Des écoles refusent régulièrement d'admettre les enfants affectés par le SIDA et n'ayant pas les moyens de payer les livres et uniformes et de régler les autres dépenses scolaires (certains pays comme le Kenya et l'Ouganda ont aboli les frais d'inscription à l'école primaire). Ainsi ce jeune garçon qui a dû arrêter l'école en raison d'une mauvaise santé mais également comme il le dit lui-même, parce qu'il s'est senti rejeté. Constamment harcelé, moqué par ses petits camarades, il a fini par abandonner l'école envahi par un grand sentiment de désespoir. Il faut par ailleurs créer ou maintenir un environnement juridique suffisamment protecteur, en promulguant des lois qui assurent un héritage aux orphelins et qui évitent qu'ils ne soient pas spoliés de leurs droits légaux.

Comme le dit «le rapport de l'UNICEF sur les enfants vulnérables», la mort d'un parent du SIDA sonne pour les enfants, en particulier pour les filles comme une condamnation. Elles ne peuvent pas recourir à leur héritage pour le bien de leur famille, ni obtenir de dons ou de prêts agricoles et se retrouvent sans ressources pour produire ou acheter la nourriture de la famille. Sans revenus et sans formation, elles se retrouvent plus exposées à la prostitution pour nourrir leur famille et également à l'exploitation, aux abus sexuels et par conséquent à la contamination.

Dernier défi d'envergure à relever enfin, la généralisation de l'accès aux traitements pour les enfants séropositifs prenant en compte leurs besoins physiques, psychologiques et sociaux. Il semblerait qu'à l'heure actuelle 2% des orphelins seulement reçoivent une aide sociale ou un accompagnement médical ou tout simplement humain.

Mesdames,

Face à ces fléaux, je suis convaincue que chacune d'entre nous peut être utile.

En vous parlant aujourd'hui, j'ai le sentiment d'être utile et de répondre à cet objectif. En effet j'espère trouver en vous les porte-voix d'une cause qui m'apparaît essentielle. Vous êtes en position de prendre des décisions ou d'influencer des décideurs ou des proches, qui sont à des postes clés auprès des organisations internationales. J'espère de tout cœur que mon plaidoyer sera de nature à vous convaincre et à aider les innombrables acteurs sur le terrain, dont on ne fera jamais suffisamment l'éloge. Il faut en effet mettre plus en lumière tous ces anonymes. Leur combat incessant force le respect et mérite notre profonde reconnaissance et notre soutien car face au nombre croissant d'orphelins, il est impératif que les Etats prennent le relais et complète leur action.
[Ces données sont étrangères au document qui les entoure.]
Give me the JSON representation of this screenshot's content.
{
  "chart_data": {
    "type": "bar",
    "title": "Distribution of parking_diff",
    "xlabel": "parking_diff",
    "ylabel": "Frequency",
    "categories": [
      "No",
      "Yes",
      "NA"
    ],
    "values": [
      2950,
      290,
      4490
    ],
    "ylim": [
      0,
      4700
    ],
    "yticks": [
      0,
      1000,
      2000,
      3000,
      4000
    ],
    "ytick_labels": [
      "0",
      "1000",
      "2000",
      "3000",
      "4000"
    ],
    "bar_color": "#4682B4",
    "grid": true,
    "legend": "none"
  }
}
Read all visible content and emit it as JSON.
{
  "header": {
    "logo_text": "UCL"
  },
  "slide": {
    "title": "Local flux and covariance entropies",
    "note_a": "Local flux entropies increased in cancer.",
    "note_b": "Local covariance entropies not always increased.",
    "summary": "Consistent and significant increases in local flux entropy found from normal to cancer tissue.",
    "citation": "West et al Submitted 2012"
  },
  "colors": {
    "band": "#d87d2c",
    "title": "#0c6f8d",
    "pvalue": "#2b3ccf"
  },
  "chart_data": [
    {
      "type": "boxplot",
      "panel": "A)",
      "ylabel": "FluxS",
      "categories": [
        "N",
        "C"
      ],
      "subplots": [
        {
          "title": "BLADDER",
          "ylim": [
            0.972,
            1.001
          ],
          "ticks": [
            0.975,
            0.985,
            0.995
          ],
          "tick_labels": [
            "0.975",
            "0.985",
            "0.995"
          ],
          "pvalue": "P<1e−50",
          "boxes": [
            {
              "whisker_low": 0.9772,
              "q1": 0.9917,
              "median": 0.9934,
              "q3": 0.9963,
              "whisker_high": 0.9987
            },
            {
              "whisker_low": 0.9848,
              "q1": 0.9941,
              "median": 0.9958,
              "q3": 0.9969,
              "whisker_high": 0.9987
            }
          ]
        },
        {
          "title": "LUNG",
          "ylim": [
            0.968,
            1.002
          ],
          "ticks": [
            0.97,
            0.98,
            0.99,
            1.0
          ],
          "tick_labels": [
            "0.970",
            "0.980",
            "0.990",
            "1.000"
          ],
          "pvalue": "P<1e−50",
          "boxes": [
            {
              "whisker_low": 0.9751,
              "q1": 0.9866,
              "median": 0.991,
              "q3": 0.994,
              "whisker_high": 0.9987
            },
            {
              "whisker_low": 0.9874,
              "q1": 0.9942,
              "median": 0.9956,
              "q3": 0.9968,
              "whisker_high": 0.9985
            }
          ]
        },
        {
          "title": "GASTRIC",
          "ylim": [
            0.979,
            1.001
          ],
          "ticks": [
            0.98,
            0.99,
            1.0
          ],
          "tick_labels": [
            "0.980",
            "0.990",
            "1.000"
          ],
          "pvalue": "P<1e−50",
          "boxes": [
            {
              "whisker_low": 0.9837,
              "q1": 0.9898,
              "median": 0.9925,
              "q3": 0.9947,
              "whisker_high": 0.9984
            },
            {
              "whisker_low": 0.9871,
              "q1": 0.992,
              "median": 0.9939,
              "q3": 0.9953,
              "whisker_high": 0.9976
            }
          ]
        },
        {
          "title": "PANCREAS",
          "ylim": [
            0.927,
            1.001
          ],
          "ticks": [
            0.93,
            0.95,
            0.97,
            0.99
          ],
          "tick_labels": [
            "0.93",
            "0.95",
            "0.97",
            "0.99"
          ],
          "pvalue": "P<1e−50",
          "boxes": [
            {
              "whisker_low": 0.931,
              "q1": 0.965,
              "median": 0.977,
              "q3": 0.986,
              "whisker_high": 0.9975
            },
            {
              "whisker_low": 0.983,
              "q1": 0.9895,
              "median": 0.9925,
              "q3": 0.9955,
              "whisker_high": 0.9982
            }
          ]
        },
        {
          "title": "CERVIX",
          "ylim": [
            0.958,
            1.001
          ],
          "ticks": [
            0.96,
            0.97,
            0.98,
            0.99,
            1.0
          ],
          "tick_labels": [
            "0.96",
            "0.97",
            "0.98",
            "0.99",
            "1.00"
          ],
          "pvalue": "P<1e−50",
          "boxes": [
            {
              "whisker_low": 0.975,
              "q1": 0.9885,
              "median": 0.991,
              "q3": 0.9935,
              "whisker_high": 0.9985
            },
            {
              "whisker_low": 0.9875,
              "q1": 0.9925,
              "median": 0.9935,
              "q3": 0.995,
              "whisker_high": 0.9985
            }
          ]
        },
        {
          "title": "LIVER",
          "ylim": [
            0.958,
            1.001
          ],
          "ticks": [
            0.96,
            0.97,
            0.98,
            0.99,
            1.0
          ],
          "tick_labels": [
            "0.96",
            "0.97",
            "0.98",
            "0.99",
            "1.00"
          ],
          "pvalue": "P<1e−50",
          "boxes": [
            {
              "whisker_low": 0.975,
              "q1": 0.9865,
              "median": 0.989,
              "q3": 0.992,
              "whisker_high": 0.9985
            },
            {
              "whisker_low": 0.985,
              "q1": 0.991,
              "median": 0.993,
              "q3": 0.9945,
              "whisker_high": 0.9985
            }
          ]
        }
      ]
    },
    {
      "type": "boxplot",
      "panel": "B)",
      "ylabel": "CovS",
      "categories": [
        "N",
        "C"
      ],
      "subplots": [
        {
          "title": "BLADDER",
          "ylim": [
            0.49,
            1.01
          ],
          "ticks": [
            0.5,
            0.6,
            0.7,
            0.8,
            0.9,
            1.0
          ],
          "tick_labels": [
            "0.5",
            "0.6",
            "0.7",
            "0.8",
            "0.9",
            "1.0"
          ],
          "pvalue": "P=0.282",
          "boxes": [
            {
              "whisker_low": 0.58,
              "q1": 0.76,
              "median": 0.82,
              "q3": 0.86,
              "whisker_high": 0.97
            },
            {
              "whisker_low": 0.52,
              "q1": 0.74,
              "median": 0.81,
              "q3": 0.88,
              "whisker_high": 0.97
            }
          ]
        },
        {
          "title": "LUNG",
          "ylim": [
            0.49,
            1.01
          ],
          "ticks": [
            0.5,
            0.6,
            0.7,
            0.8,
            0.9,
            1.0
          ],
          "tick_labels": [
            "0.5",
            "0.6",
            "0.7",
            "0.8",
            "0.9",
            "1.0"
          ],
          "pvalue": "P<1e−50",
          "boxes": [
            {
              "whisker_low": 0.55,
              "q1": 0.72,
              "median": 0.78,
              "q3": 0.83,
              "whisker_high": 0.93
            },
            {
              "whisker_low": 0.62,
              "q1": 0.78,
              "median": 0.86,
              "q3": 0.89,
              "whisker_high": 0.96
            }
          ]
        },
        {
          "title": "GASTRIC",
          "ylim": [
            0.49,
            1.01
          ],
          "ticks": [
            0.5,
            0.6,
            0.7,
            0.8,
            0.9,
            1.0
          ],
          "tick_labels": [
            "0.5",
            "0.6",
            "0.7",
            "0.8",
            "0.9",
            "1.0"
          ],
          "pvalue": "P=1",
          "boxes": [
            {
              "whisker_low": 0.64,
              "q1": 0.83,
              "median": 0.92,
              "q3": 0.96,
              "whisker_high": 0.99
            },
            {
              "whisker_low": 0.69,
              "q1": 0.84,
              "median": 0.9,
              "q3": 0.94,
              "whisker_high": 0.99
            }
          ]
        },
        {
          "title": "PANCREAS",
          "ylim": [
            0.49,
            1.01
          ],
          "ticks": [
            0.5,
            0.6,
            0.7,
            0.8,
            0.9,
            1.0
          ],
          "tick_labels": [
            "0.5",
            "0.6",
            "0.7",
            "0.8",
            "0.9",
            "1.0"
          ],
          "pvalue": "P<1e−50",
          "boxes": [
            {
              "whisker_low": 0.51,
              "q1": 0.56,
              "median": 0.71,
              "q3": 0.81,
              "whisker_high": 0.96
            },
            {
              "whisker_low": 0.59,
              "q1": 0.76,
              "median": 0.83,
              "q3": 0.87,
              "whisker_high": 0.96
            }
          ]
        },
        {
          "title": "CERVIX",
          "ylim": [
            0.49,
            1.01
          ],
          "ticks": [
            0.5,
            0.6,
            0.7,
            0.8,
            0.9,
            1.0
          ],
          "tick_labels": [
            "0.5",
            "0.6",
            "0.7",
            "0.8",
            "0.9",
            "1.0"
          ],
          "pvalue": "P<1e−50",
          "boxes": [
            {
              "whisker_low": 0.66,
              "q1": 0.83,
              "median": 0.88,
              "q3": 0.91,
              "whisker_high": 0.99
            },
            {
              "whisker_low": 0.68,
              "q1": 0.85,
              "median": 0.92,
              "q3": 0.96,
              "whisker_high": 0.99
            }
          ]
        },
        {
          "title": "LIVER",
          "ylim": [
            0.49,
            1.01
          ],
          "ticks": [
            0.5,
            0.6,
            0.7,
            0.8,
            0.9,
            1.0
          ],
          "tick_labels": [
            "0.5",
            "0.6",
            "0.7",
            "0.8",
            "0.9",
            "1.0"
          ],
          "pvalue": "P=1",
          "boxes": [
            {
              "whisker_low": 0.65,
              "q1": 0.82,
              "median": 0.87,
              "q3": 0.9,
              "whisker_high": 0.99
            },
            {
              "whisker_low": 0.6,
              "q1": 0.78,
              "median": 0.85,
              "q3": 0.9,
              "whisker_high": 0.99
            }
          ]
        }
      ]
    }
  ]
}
La journée mondiale des orphelins du SIDA qui vient d'avoir lieu le 7 mai dernier et ce pour la septième fois, est une initiative pleine d'espoir. Elle mérite d'avoir un écho plus retentissant afin que les pouvoirs publics, quels qu'ils soient, considèrent ces enfants vulnérables comme une priorité et que des mesures urgentes soient prises pour les réintégrer dans la société.

Devant l'ampleur de la tâche, nous ressentons certes beaucoup de modestie et d'humilité, du découragement parfois. Pour autant, je ne veux pas céder pas à la fatalité. Nous ne pouvons accepter les fléaux qui accablent l'humanité comme autant de faits acquis. Votre aide et votre contribution sont irremplaçables. J'ai une conviction inébranlable, celle que la contribution de chacun peut accomplir des «miracles». Je serai très heureuse que chacune d'entre vous, dans la mesure de ses moyens, s'engage dans cette voie.

Pour conclure, je voudrais être porteuse d'un message d'espoir, en citant l'anthropologue, Margaret Mead: «Ne doutez pas qu'un petit nombre de personnes déterminées puissent changer le monde, en fait, c'est toujours comme cela que ça a fonctionné».

Je vous remercie pour votre attention.